For a long time, I felt like my brain was both a Fincher protagonist and a Palahniuk protagonist at the same time. Some days, I was trapped in Zuckerberg mode, obsessively trying to control my reality, convinced that if I just organized my life perfectly, my brain wouldn’t betray me. Other days, I felt like a Victor Mancini or a Tyler Durden follower, spiraling into self-destruction, because if nothing matters, why not lean into it?
And then, in 2018, when I experienced psychosis, my reality fractured entirely. I lived through my own Fight Clubtwist, except it wasn’t cinematic or poetic. It was terrifying. It was what happens when your brain hijacks itself, when the thing that’s supposed to keep you tethered to reality suddenly can’t be trusted.
So why does this conversation about Fincher and Palahniuk matter in a mental health space?

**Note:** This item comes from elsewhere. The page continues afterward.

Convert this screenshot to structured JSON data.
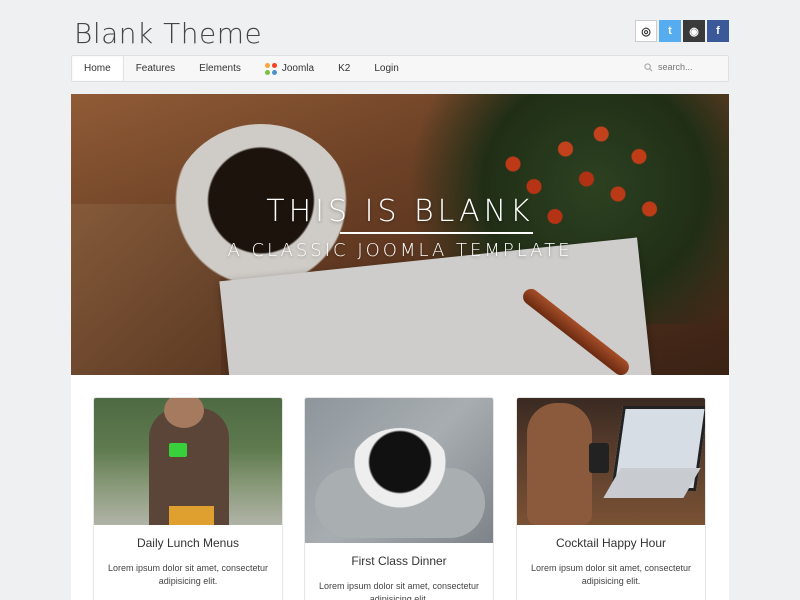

Because they both ask the same question that so many of us face when dealing with mental illness:
Do we try to control the chaos—or do we surrender to it?
I think the answer—at least, the healthiest one—is neither. Because both extremes are traps. Fincher’s world teaches us that control is an illusion, that no matter how many steps ahead we try to think, life is unpredictable. But Palahniuk’s world reminds us that pure anarchy isn’t freedom—it’s just another kind of prison.
Mental health, real healing, exists somewhere in between. It’s about learning to live with the chaos without letting it define us. It’s about finding meaning without forcing everything to make sense.
It’s about realizing that we are not our diagnoses, our compulsions, or our worst impulses.
Fincher’s characters lose themselves in the pursuit of control.
Palahniuk’s characters lose themselves by giving it up entirely.
The real goal—the actual mental health takeaway—is learning to not lose yourself at all.
So, maybe the real lesson here isn’t about control or chaos.
Maybe it’s about learning how to exist in the messiness of reality itself.